M. Alston a indiqué que le rapport n'est qu'un commencement et pas la fin. Le suivi des recommandations sera essentiel.

M. Ziegler, Rapporteur spécial sur le droit à l'alimentation, a pour sa part indiqué avoir demandé l'autorisation d'effectuer une visite en Israël mais n'avoir reçu aucune réponse de la part du Gouvernement israélien. Il a rappelé que le Gouvernement israélien avait informé que tous les véhicules au sud du fleuve Litani seraient bombardés, ce qui a empêché l'acheminement de l'aide humanitaire; il s'agit là d'un précédent dangereux. Il y a eu ensuite un nombre de massacres délibérés de populations civiles que l'on ne peut pas qualifier de dommages collatéraux, a affirmé M. Ziegler. Il a par ailleurs attiré l'attention sur la catastrophe écologique qui a frappé la Méditerranée orientale, les bombes à fragmentation qui rendent impossible le retour dans les champs. De toute évidence, il y a eu violation grave du droit humanitaire, a-t-il conclu. Par ailleurs, le Gouvernement libanais doit absolument déclarer un moratoire voire une annulation de la dette des paysans, a affirmé M. Ziegler. La récolte de cette année a en effet été quasiment totalement détruite, a-t-il fait observer. Il faut en outre que le Gouvernement israélien donne immédiatement une carte indiquant où ont été posées les mines antipersonnel.

Plusieurs critiques ont été adressées s'agissant du rapport conjoint, notamment par le Pakistan au nom de l'Organisation de la Conférence islamique, et le Bahreïn au nom du Groupe arabe, estimant que les membres de la mission cherchaient à préjuger des conclusions de la Commission d'enquête que le Conseil a décidé de dépêcher dans la région.

Les représentants des pays suivants ont pris la parole: Israël, Liban, Pakistan (au nom de l'Organisation de la Conférence islamique), Barheïn (au nom du Groupe arabe), Égypte, Canada, Suisse, Iran, Arabie saoudite, Bangladesh, Malaisie, Émirats arabes unis, États-Unis, Syrie, Maroc, Koweït, Chine, Cuba, Indonésie, Algérie, Finlande (au nom de l'Union européenne), Azerbaïdjan, Libye, Palestine, Tunisie, Jordanie, Soudan, Fédération de Russie et Chili. Les cinq détenteurs de mandats ont répondu aux questions et fait des observations en fin de séance. Le Liban a exercé le droit de réponse.

En début de séance, le Conseil a entendu M. Rudi Muhammad Rizki, expert indépendant sur les droits de l'homme et la solidarité internationale. M. Rizki a rappelé que la solidarité internationale est un élément vital pour assurer le plein développement de tous les pays dans le monde et la réalisation des droits économiques, sociaux et culturels de tous. Il a cité les trois domaines qu'il se propose de développer, soit la coopération internationale, les réponses mondiales aux catastrophes naturelles, et la «troisième génération de droits», à savoir les droits collectifs. Cuba, l'Argentine, la Finlande, l'Indonésie et l'Équateur sont intervenus au cours du débat qui a suivi, ainsi que le Service international des droits de l'homme et Pax Romana.

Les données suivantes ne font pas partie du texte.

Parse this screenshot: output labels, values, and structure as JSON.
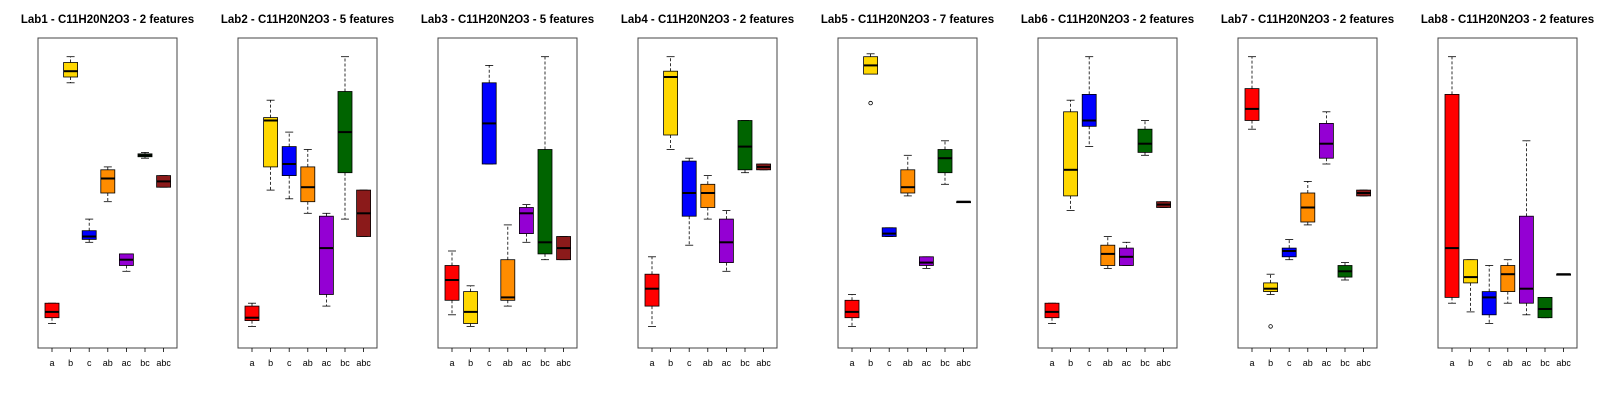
{
  "colors": {
    "a": "#ff0000",
    "b": "#ffd700",
    "c": "#0000ff",
    "ab": "#ff8c00",
    "ac": "#9400d3",
    "bc": "#006400",
    "abc": "#8b1a1a"
  },
  "chart_data": [
    {
      "type": "boxplot",
      "title": "Lab1 - C11H20N2O3 - 2 features",
      "categories": [
        "a",
        "b",
        "c",
        "ab",
        "ac",
        "bc",
        "abc"
      ],
      "ylim": [
        0,
        100
      ],
      "boxes": [
        {
          "min": 5,
          "q1": 7,
          "median": 9,
          "q3": 12,
          "max": 12,
          "outliers": []
        },
        {
          "min": 88,
          "q1": 90,
          "median": 92,
          "q3": 95,
          "max": 97,
          "outliers": []
        },
        {
          "min": 33,
          "q1": 34,
          "median": 35,
          "q3": 37,
          "max": 41,
          "outliers": []
        },
        {
          "min": 47,
          "q1": 50,
          "median": 55,
          "q3": 58,
          "max": 59,
          "outliers": []
        },
        {
          "min": 23,
          "q1": 25,
          "median": 27,
          "q3": 29,
          "max": 29,
          "outliers": []
        },
        {
          "min": 62,
          "q1": 62.5,
          "median": 63,
          "q3": 63.5,
          "max": 64,
          "outliers": []
        },
        {
          "min": 52,
          "q1": 52,
          "median": 54,
          "q3": 56,
          "max": 56,
          "outliers": []
        }
      ]
    },
    {
      "type": "boxplot",
      "title": "Lab2 - C11H20N2O3 - 5 features",
      "categories": [
        "a",
        "b",
        "c",
        "ab",
        "ac",
        "bc",
        "abc"
      ],
      "ylim": [
        0,
        100
      ],
      "boxes": [
        {
          "min": 4,
          "q1": 6,
          "median": 7,
          "q3": 11,
          "max": 12,
          "outliers": []
        },
        {
          "min": 51,
          "q1": 59,
          "median": 75,
          "q3": 76,
          "max": 82,
          "outliers": []
        },
        {
          "min": 48,
          "q1": 56,
          "median": 60,
          "q3": 66,
          "max": 71,
          "outliers": []
        },
        {
          "min": 43,
          "q1": 47,
          "median": 52,
          "q3": 59,
          "max": 65,
          "outliers": []
        },
        {
          "min": 11,
          "q1": 15,
          "median": 31,
          "q3": 42,
          "max": 43,
          "outliers": []
        },
        {
          "min": 41,
          "q1": 57,
          "median": 71,
          "q3": 85,
          "max": 97,
          "outliers": []
        },
        {
          "min": 35,
          "q1": 35,
          "median": 43,
          "q3": 51,
          "max": 51,
          "outliers": []
        }
      ]
    },
    {
      "type": "boxplot",
      "title": "Lab3 - C11H20N2O3 - 5 features",
      "categories": [
        "a",
        "b",
        "c",
        "ab",
        "ac",
        "bc",
        "abc"
      ],
      "ylim": [
        0,
        100
      ],
      "boxes": [
        {
          "min": 8,
          "q1": 13,
          "median": 20,
          "q3": 25,
          "max": 30,
          "outliers": []
        },
        {
          "min": 4,
          "q1": 5,
          "median": 9,
          "q3": 16,
          "max": 18,
          "outliers": []
        },
        {
          "min": 60,
          "q1": 60,
          "median": 74,
          "q3": 88,
          "max": 94,
          "outliers": []
        },
        {
          "min": 11,
          "q1": 13,
          "median": 14,
          "q3": 27,
          "max": 39,
          "outliers": []
        },
        {
          "min": 33,
          "q1": 36,
          "median": 43,
          "q3": 45,
          "max": 46,
          "outliers": []
        },
        {
          "min": 27,
          "q1": 29,
          "median": 33,
          "q3": 65,
          "max": 97,
          "outliers": []
        },
        {
          "min": 27,
          "q1": 27,
          "median": 31,
          "q3": 35,
          "max": 35,
          "outliers": []
        }
      ]
    },
    {
      "type": "boxplot",
      "title": "Lab4 - C11H20N2O3 - 2 features",
      "categories": [
        "a",
        "b",
        "c",
        "ab",
        "ac",
        "bc",
        "abc"
      ],
      "ylim": [
        0,
        100
      ],
      "boxes": [
        {
          "min": 4,
          "q1": 11,
          "median": 17,
          "q3": 22,
          "max": 28,
          "outliers": []
        },
        {
          "min": 65,
          "q1": 70,
          "median": 90,
          "q3": 92,
          "max": 97,
          "outliers": []
        },
        {
          "min": 32,
          "q1": 42,
          "median": 50,
          "q3": 61,
          "max": 62,
          "outliers": []
        },
        {
          "min": 41,
          "q1": 45,
          "median": 50,
          "q3": 53,
          "max": 56,
          "outliers": []
        },
        {
          "min": 23,
          "q1": 26,
          "median": 33,
          "q3": 41,
          "max": 44,
          "outliers": []
        },
        {
          "min": 57,
          "q1": 58,
          "median": 66,
          "q3": 75,
          "max": 75,
          "outliers": []
        },
        {
          "min": 58,
          "q1": 58,
          "median": 59,
          "q3": 60,
          "max": 60,
          "outliers": []
        }
      ]
    },
    {
      "type": "boxplot",
      "title": "Lab5 - C11H20N2O3 - 7 features",
      "categories": [
        "a",
        "b",
        "c",
        "ab",
        "ac",
        "bc",
        "abc"
      ],
      "ylim": [
        0,
        100
      ],
      "boxes": [
        {
          "min": 4,
          "q1": 7,
          "median": 9,
          "q3": 13,
          "max": 15,
          "outliers": []
        },
        {
          "min": 91,
          "q1": 91,
          "median": 94,
          "q3": 97,
          "max": 98,
          "outliers": [
            81
          ]
        },
        {
          "min": 35,
          "q1": 35,
          "median": 36,
          "q3": 38,
          "max": 38,
          "outliers": []
        },
        {
          "min": 49,
          "q1": 50,
          "median": 52,
          "q3": 58,
          "max": 63,
          "outliers": []
        },
        {
          "min": 24,
          "q1": 25,
          "median": 26,
          "q3": 28,
          "max": 28,
          "outliers": []
        },
        {
          "min": 53,
          "q1": 57,
          "median": 62,
          "q3": 65,
          "max": 68,
          "outliers": []
        },
        {
          "min": 47,
          "q1": 47,
          "median": 47,
          "q3": 47,
          "max": 47,
          "outliers": []
        }
      ]
    },
    {
      "type": "boxplot",
      "title": "Lab6 - C11H20N2O3 - 2 features",
      "categories": [
        "a",
        "b",
        "c",
        "ab",
        "ac",
        "bc",
        "abc"
      ],
      "ylim": [
        0,
        100
      ],
      "boxes": [
        {
          "min": 5,
          "q1": 7,
          "median": 9,
          "q3": 12,
          "max": 12,
          "outliers": []
        },
        {
          "min": 44,
          "q1": 49,
          "median": 58,
          "q3": 78,
          "max": 82,
          "outliers": []
        },
        {
          "min": 66,
          "q1": 73,
          "median": 75,
          "q3": 84,
          "max": 97,
          "outliers": []
        },
        {
          "min": 24,
          "q1": 25,
          "median": 29,
          "q3": 32,
          "max": 35,
          "outliers": []
        },
        {
          "min": 25,
          "q1": 25,
          "median": 28,
          "q3": 31,
          "max": 33,
          "outliers": []
        },
        {
          "min": 63,
          "q1": 64,
          "median": 67,
          "q3": 72,
          "max": 75,
          "outliers": []
        },
        {
          "min": 45,
          "q1": 45,
          "median": 46,
          "q3": 47,
          "max": 47,
          "outliers": []
        }
      ]
    },
    {
      "type": "boxplot",
      "title": "Lab7 - C11H20N2O3 - 2 features",
      "categories": [
        "a",
        "b",
        "c",
        "ab",
        "ac",
        "bc",
        "abc"
      ],
      "ylim": [
        0,
        100
      ],
      "boxes": [
        {
          "min": 72,
          "q1": 75,
          "median": 79,
          "q3": 86,
          "max": 97,
          "outliers": []
        },
        {
          "min": 15,
          "q1": 16,
          "median": 17,
          "q3": 19,
          "max": 22,
          "outliers": [
            4
          ]
        },
        {
          "min": 27,
          "q1": 28,
          "median": 30,
          "q3": 31,
          "max": 34,
          "outliers": []
        },
        {
          "min": 39,
          "q1": 40,
          "median": 45,
          "q3": 50,
          "max": 54,
          "outliers": []
        },
        {
          "min": 60,
          "q1": 62,
          "median": 67,
          "q3": 74,
          "max": 78,
          "outliers": []
        },
        {
          "min": 20,
          "q1": 21,
          "median": 23,
          "q3": 25,
          "max": 26,
          "outliers": []
        },
        {
          "min": 49,
          "q1": 49,
          "median": 50,
          "q3": 51,
          "max": 51,
          "outliers": []
        }
      ]
    },
    {
      "type": "boxplot",
      "title": "Lab8 - C11H20N2O3 - 2 features",
      "categories": [
        "a",
        "b",
        "c",
        "ab",
        "ac",
        "bc",
        "abc"
      ],
      "ylim": [
        0,
        100
      ],
      "boxes": [
        {
          "min": 12,
          "q1": 14,
          "median": 31,
          "q3": 84,
          "max": 97,
          "outliers": []
        },
        {
          "min": 9,
          "q1": 19,
          "median": 21,
          "q3": 27,
          "max": 27,
          "outliers": []
        },
        {
          "min": 5,
          "q1": 8,
          "median": 14,
          "q3": 16,
          "max": 25,
          "outliers": []
        },
        {
          "min": 12,
          "q1": 16,
          "median": 22,
          "q3": 25,
          "max": 27,
          "outliers": []
        },
        {
          "min": 8,
          "q1": 12,
          "median": 17,
          "q3": 42,
          "max": 68,
          "outliers": []
        },
        {
          "min": 7,
          "q1": 7,
          "median": 10,
          "q3": 14,
          "max": 14,
          "outliers": []
        },
        {
          "min": 22,
          "q1": 22,
          "median": 22,
          "q3": 22,
          "max": 22,
          "outliers": []
        }
      ]
    }
  ]
}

Le Conseil reprendra ses débats à 15 heures afin de conclure le débat sur les missions effectuées au Liban et reprendre un débat général sur des question diverses intéressant ses travaux.


Examen du rapport sur la solidarité internationale et les droits de l'homme

M. MUHAMMAD RIZKI, expert indépendant sur la solidarité internationale et les droits de l'homme, a déclaré que la solidarité internationale est un élément vital pour assurer le plein développement de tous les pays dans le monde et la réalisation des droits économiques, sociaux et culturels de tous. Le document de travail sur la question présenté en 2003 à la Sous-Commission concluait que, dans le contexte actuel de mondialisation favorisant l'élargissement du fossé entre pays pauvres et pays riches, le renforcement de la solidarité internationale est nécessaire pour établir un ordre mondial plus juste, favorable à la réalisation des droits de l'homme. L'expert a indiqué que sa préférence allait à l'utilisation du terme «solidarité mondiale» et que c'est ce terme qu'il emploierait désormais.

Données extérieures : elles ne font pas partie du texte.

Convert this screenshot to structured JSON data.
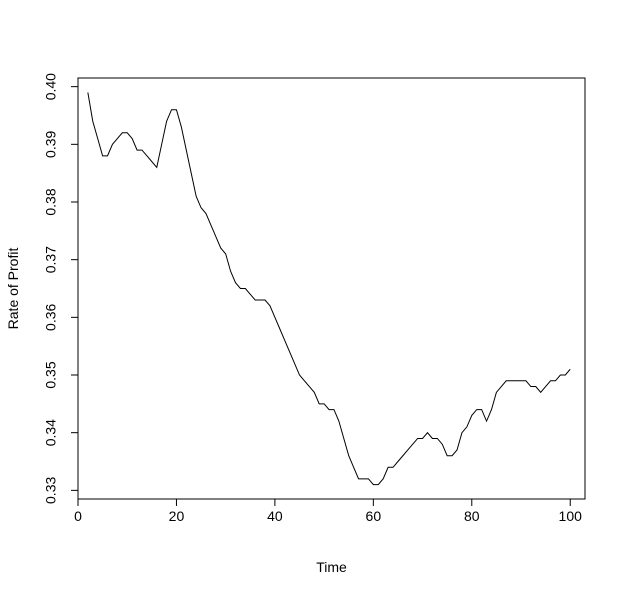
{
  "chart_data": {
    "type": "line",
    "title": "",
    "xlabel": "Time",
    "ylabel": "Rate of Profit",
    "xlim": [
      0,
      103
    ],
    "ylim": [
      0.3285,
      0.4015
    ],
    "xticks": [
      0,
      20,
      40,
      60,
      80,
      100
    ],
    "xtick_labels": [
      "0",
      "20",
      "40",
      "60",
      "80",
      "100"
    ],
    "yticks": [
      0.33,
      0.34,
      0.35,
      0.36,
      0.37,
      0.38,
      0.39,
      0.4
    ],
    "ytick_labels": [
      "0.33",
      "0.34",
      "0.35",
      "0.36",
      "0.37",
      "0.38",
      "0.39",
      "0.40"
    ],
    "grid": false,
    "legend": "none",
    "line_color": "#000000",
    "series": [
      {
        "x": [
          2,
          3,
          4,
          5,
          6,
          7,
          8,
          9,
          10,
          11,
          12,
          13,
          14,
          15,
          16,
          17,
          18,
          19,
          20,
          21,
          22,
          23,
          24,
          25,
          26,
          27,
          28,
          29,
          30,
          31,
          32,
          33,
          34,
          35,
          36,
          37,
          38,
          39,
          40,
          41,
          42,
          43,
          44,
          45,
          46,
          47,
          48,
          49,
          50,
          51,
          52,
          53,
          54,
          55,
          56,
          57,
          58,
          59,
          60,
          61,
          62,
          63,
          64,
          65,
          66,
          67,
          68,
          69,
          70,
          71,
          72,
          73,
          74,
          75,
          76,
          77,
          78,
          79,
          80,
          81,
          82,
          83,
          84,
          85,
          86,
          87,
          88,
          89,
          90,
          91,
          92,
          93,
          94,
          95,
          96,
          97,
          98,
          99,
          100
        ],
        "values": [
          0.399,
          0.394,
          0.391,
          0.388,
          0.388,
          0.39,
          0.391,
          0.392,
          0.392,
          0.391,
          0.389,
          0.389,
          0.388,
          0.387,
          0.386,
          0.39,
          0.394,
          0.396,
          0.396,
          0.393,
          0.389,
          0.385,
          0.381,
          0.379,
          0.378,
          0.376,
          0.374,
          0.372,
          0.371,
          0.368,
          0.366,
          0.365,
          0.365,
          0.364,
          0.363,
          0.363,
          0.363,
          0.362,
          0.36,
          0.358,
          0.356,
          0.354,
          0.352,
          0.35,
          0.349,
          0.348,
          0.347,
          0.345,
          0.345,
          0.344,
          0.344,
          0.342,
          0.339,
          0.336,
          0.334,
          0.332,
          0.332,
          0.332,
          0.331,
          0.331,
          0.332,
          0.334,
          0.334,
          0.335,
          0.336,
          0.337,
          0.338,
          0.339,
          0.339,
          0.34,
          0.339,
          0.339,
          0.338,
          0.336,
          0.336,
          0.337,
          0.34,
          0.341,
          0.343,
          0.344,
          0.344,
          0.342,
          0.344,
          0.347,
          0.348,
          0.349,
          0.349,
          0.349,
          0.349,
          0.349,
          0.348,
          0.348,
          0.347,
          0.348,
          0.349,
          0.349,
          0.35,
          0.35,
          0.351
        ]
      }
    ]
  }
}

Présentant les principaux éléments de son rapport, il a précisé que le rapport final serait fondé sur une recherche théorique prenant en compte, notamment, la notion du droit au développement. Il a cité les trois domaines qu'il se propose de développer, soit la coopération internationale, les réponses mondiales aux catastrophes naturelles, et la troisième génération de droits - généralement considérés comme des droits collectifs.

M. Rizki s'est dit conscient des divergences de vues qui prévalent concernant son mandat et a indiqué que son approche et le choix des domaines sur lesquels il souhaite porter son attention vise à éviter tout double emploi. Il a conclu en disant que le bon exercice de son mandat ne sera possible qu'avec la collaboration des États membres et du soutien du Haut Commissariat et des autres organisations onusiennes et internationales.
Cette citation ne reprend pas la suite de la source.